Including foods that can lessen the negative effects of others
  • Add foods to your diet which can lessen the negative effects of others (for example high fiber diets may limit the amount of cholesterol you absorb).
  • Helping you achieve and maintain a healthy body weight. We unfortunately have an obesity epidemic in this country, and so many diseases like back and leg arthritis, heart disease, diabetes are associated with being overweight. You may exercise but remember, you cannot outrun a bad diet! Similarly, being severely underweight can negatively affect your health. Check with your healthcare provider about being markedly underweight since this may indicate a disease process or an eating disorder which needs to be addressed.
Managing certain diseases
  • Your diet should help you manage certain diseases (i.e. diabetes, high blood pressure, heart failure, allergies, and others). A proper diet together with appropriate exercise may allow you to come off certain medications or use them at lower doses with possibly fewer side effects and less cost.
Be satisfying
  • After all this is probably the main reason we like to eat! 😊. Healthy foods need not be “horrible tasting foods” you feel compelled to eat (like taking some awful tasting medicines).

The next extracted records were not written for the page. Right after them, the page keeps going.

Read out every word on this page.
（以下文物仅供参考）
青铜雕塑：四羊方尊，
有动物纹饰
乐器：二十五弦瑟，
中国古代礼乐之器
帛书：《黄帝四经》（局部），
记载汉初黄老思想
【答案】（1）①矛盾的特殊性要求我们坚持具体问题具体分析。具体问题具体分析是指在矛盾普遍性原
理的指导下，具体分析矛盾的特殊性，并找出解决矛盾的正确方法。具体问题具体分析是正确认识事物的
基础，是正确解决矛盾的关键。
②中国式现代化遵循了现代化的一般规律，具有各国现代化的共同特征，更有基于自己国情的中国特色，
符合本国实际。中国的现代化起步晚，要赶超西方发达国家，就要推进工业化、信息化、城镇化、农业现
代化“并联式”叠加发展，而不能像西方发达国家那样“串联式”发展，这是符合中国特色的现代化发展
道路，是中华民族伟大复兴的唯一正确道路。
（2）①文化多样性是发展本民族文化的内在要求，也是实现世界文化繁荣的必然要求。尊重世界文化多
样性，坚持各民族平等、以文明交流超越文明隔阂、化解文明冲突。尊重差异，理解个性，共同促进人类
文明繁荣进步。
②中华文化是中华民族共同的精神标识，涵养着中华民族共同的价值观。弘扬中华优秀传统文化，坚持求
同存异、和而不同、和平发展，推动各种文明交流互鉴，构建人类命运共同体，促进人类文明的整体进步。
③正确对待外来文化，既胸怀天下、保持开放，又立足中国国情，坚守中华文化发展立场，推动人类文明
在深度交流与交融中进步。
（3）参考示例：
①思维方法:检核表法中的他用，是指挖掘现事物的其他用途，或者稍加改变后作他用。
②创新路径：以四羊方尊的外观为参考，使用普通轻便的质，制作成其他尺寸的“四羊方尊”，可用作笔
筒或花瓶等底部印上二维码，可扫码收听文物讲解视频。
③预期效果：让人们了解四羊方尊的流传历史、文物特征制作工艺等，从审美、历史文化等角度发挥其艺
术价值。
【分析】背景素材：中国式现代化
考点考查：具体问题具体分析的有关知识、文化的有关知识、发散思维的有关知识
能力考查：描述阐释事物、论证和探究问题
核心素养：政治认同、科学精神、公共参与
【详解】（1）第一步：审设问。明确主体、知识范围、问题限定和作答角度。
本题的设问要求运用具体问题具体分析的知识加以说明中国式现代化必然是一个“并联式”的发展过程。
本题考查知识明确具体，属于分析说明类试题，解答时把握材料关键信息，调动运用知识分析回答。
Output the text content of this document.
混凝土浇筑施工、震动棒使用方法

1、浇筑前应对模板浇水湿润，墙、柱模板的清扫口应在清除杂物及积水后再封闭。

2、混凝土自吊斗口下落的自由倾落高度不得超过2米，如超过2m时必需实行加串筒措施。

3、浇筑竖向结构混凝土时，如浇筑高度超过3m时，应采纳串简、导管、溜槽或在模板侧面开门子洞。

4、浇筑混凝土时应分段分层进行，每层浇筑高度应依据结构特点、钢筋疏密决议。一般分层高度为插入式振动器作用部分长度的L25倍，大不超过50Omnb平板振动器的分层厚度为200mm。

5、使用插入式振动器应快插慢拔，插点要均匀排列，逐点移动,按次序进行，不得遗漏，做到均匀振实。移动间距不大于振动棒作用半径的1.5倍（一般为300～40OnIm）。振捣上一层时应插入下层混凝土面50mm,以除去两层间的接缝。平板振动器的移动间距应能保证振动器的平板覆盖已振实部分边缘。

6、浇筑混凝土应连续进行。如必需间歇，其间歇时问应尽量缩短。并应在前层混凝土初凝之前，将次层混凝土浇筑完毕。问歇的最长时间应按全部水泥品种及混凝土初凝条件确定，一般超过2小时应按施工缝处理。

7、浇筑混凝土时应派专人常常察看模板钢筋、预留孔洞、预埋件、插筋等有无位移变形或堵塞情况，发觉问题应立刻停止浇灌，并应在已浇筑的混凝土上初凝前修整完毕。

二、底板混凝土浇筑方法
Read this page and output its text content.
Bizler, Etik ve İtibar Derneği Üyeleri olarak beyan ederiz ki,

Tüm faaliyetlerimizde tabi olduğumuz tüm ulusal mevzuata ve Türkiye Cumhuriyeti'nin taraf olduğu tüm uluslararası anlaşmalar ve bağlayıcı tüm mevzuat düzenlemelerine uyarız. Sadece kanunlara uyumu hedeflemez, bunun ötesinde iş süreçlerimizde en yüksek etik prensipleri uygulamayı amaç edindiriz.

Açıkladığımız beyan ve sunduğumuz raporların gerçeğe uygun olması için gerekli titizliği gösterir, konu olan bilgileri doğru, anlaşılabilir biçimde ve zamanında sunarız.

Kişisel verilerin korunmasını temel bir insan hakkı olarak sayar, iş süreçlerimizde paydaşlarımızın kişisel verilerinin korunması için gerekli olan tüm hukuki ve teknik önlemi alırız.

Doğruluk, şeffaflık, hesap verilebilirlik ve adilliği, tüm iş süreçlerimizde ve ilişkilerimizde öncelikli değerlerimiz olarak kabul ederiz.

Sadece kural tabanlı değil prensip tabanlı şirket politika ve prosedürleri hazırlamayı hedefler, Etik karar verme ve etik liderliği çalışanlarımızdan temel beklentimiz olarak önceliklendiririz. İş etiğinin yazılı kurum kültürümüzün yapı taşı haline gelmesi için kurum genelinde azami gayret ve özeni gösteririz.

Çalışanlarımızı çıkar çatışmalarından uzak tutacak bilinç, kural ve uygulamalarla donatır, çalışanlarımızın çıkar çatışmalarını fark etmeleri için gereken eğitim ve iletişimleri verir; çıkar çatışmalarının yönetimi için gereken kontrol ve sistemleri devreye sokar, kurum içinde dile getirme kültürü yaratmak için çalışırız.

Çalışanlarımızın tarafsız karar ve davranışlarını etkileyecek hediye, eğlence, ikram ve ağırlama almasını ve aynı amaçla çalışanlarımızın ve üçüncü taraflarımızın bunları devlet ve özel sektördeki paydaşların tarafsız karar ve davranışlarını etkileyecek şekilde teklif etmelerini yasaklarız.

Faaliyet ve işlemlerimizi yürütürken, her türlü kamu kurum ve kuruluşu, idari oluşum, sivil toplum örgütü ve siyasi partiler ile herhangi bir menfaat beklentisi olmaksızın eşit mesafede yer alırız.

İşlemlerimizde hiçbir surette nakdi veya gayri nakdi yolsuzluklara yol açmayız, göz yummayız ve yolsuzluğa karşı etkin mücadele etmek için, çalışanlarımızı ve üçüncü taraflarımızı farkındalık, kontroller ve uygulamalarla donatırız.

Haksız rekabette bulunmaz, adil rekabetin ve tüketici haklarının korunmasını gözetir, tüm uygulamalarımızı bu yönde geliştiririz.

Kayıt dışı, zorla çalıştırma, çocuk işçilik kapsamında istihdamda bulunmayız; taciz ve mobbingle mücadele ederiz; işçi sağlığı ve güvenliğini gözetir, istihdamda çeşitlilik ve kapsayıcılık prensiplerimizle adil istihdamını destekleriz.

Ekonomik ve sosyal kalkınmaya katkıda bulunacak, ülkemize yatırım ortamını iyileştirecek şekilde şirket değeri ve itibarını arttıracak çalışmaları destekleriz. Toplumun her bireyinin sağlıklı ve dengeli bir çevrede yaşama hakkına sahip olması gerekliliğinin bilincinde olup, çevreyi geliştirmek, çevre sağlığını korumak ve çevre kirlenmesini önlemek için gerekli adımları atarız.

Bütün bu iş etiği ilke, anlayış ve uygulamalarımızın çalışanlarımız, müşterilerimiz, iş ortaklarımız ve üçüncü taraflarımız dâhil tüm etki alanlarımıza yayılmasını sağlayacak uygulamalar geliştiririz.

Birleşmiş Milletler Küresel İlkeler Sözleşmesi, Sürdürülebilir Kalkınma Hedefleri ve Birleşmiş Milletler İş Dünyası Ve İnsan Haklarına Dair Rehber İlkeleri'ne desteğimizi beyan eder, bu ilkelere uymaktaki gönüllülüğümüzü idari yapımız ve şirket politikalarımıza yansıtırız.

These programs need to be individualized since each person is different, and the Take CHARGE Team can help you optimize your own plan to achieve your goals. In the meantime, here are two additional helpful tips:

#1. Regularly measure the results

If you are dieting to achieve a particular health goal, for example losing weight, reducing your blood pressure, or better controlling your diabetes, do not forget to regularly measure the results. Weigh yourself every day. Although your weight will fluctuate based on fluid and food intake and what your body eliminates, if you are not consistently moving in the direction of your goal, then you need different plan. Measure your blood pressure to see if diet and exercise alone is actually normalizing your blood pressure. For some people this works, whereas for others supplemental medication may be needed. If you are diabetic, check your blood sugar at least daily and ask your healthcare provider about getting a hemoglobin A1c test (a measure of glucose control over several months). You can also ask your healthcare provider for programs offering financial assistance with blood sugar monitoring.  Do not just assume your diet is working without measuring the relevant goals.

#2. Tell others your nutrition goals

Let other people, including your healthcare provider, know of your goals. They can help keep you accountable, give you advice and provide encouragement that we all need for success.